As from the graph and table we can see that the mean test score is highest for alpha =10, considering that as the optimal vaule.

In [None]:
s=pd.Series(ridge.coef_[0], index=X_train_rfe.columns)
s.sort_values(ascending=False)

From the Ridge regression we can see that top 5 features wich have positive impact on the price are OverallQual, GrLivArea, 2ndFlrSF, 1stFlrSF, GarageCars.

In [None]:
# predict
y_train_pred = ridge.predict(X_train_rfe)
print(r2_score(y_true=y_train, y_pred=y_train_pred))
y_test_pred = ridge.predict(X_test_rfe)
print(r2_score(y_true=y_test, y_pred=y_test_pred))

As we can observe, after rfe the r2_score of both train and test data are very close.

## Lasso Regression

In [None]:
#Lasso

lasso = Lasso()

# cross validation
model_cv = GridSearchCV(estimator = lasso, 
                        param_grid = params, 
                        scoring= 'neg_mean_absolute_error', 
                        cv = folds, 
                        return_train_score=True,
                        verbose = 1)            

model_cv.fit(X_train_rfe, y_train) 

In [None]:
cv_results = pd.DataFrame(model_cv.cv_results_)
#cv_results = cv_results[cv_results['param_alpha']<=200]
cv_results = cv_results.sort_values(by="mean_test_score",ascending=False)
cv_results.head()

In [None]:
# plotting mean test and train scoes with alpha 
cv_results['param_alpha'] = cv_results['param_alpha'].astype('float32')

# plotting
plt.plot(cv_results['param_alpha'], cv_results['mean_train_score'])
plt.plot(cv_results['param_alpha'], cv_results['mean_test_score'])
plt.xlabel('alpha')
plt.ylabel('Negative Mean Absolute Error')

plt.title("Negative Mean Absolute Error and alpha")
plt.legend(['train score', 'test score'], loc='lower right')
plt.show()

From the above graph we can see that the error is very less as the test and train lins are very close.

In [None]:
lasso = Lasso(alpha=0.01)
lasso.fit(X_train_rfe, y_train)

lasso.coef_

As from the table we can see that the mean test score is highest for alpha =0.01, considering that as the optimal vaule.
We can see that Lasso has done feature selection and because of which few features have 0 as coeffient.

In [None]:
s=pd.Series(lasso.coef_, index=X_train_rfe.columns)
s.sort_values(ascending=False)

From the Lasso regression we can see that top 5 features wich have positive impact on the price are OverallQual, GrLivArea, BsmtExposure, KitchenQual, GarageCars.

In [None]:
# predict
y_train_pred = lasso.predict(X_train_rfe)
print(r2_score(y_true=y_train, y_pred=y_train_pred))
y_test_pred = lasso.predict(X_test_rfe)
print(r2_score(y_true=y_test, y_pred=y_test_pred))

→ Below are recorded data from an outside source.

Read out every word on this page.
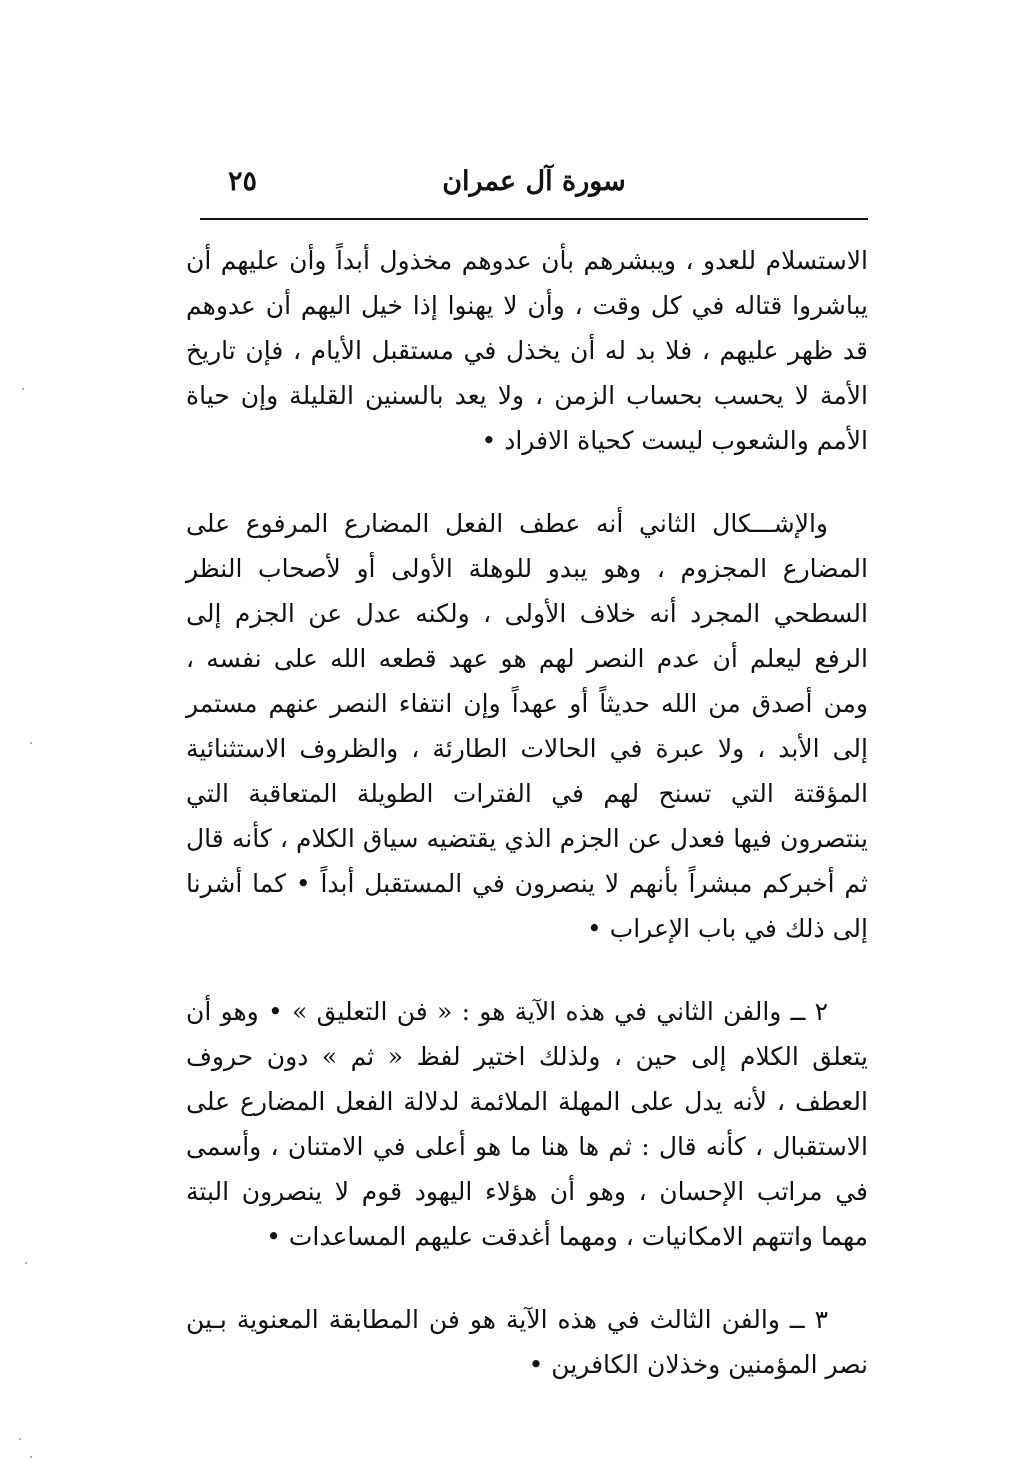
سورة آل عمران
٢٥

الاستسلام للعدو ، ويبشرهم بأن عدوهم مخذول أبداً وأن عليهم أن يباشروا قتاله في كل وقت ، وأن لا يهنوا إذا خيل اليهم أن عدوهم قد ظهر عليهم ، فلا بد له أن يخذل في مستقبل الأيام ، فإن تاريخ الأمة لا يحسب بحساب الزمن ، ولا يعد بالسنين القليلة وإن حياة الأمم والشعوب ليست كحياة الافراد •

والإشـــكال الثاني أنه عطف الفعل المضارع المرفوع على المضارع المجزوم ، وهو يبدو للوهلة الأولى أو لأصحاب النظر السطحي المجرد أنه خلاف الأولى ، ولكنه عدل عن الجزم إلى الرفع ليعلم أن عدم النصر لهم هو عهد قطعه الله على نفسه ، ومن أصدق من الله حديثاً أو عهداً وإن انتفاء النصر عنهم مستمر إلى الأبد ، ولا عبرة في الحالات الطارئة ، والظروف الاستثنائية المؤقتة التي تسنح لهم في الفترات الطويلة المتعاقبة التي ينتصرون فيها فعدل عن الجزم الذي يقتضيه سياق الكلام ، كأنه قال ثم أخبركم مبشراً بأنهم لا ينصرون في المستقبل أبداً • كما أشرنا إلى ذلك في باب الإعراب •

٢ ــ والفن الثاني في هذه الآية هو : « فن التعليق » • وهو أن يتعلق الكلام إلى حين ، ولذلك اختير لفظ « ثم » دون حروف العطف ، لأنه يدل على المهلة الملائمة لدلالة الفعل المضارع على الاستقبال ، كأنه قال : ثم ها هنا ما هو أعلى في الامتنان ، وأسمى في مراتب الإحسان ، وهو أن هؤلاء اليهود قوم لا ينصرون البتة مهما واتتهم الامكانيات ، ومهما أغدقت عليهم المساعدات •

٣ ــ والفن الثالث في هذه الآية هو فن المطابقة المعنوية بـين نصر المؤمنين وخذلان الكافرين •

From the Linear, Ridge, Lasso regression we can see that the observed r2_score is having very less difference in test and train data.

The suprise housing company should consider the below points while pricing the houses for sale:

- Overall material and finish of the house.
- Size of garage in car capacity.
- Living area above ground.
- Kitchen quality
- Walkout or garden level walls

Overall quality is the most important feature observed both in Ridge and Lasso model where the sales price increases with better quality.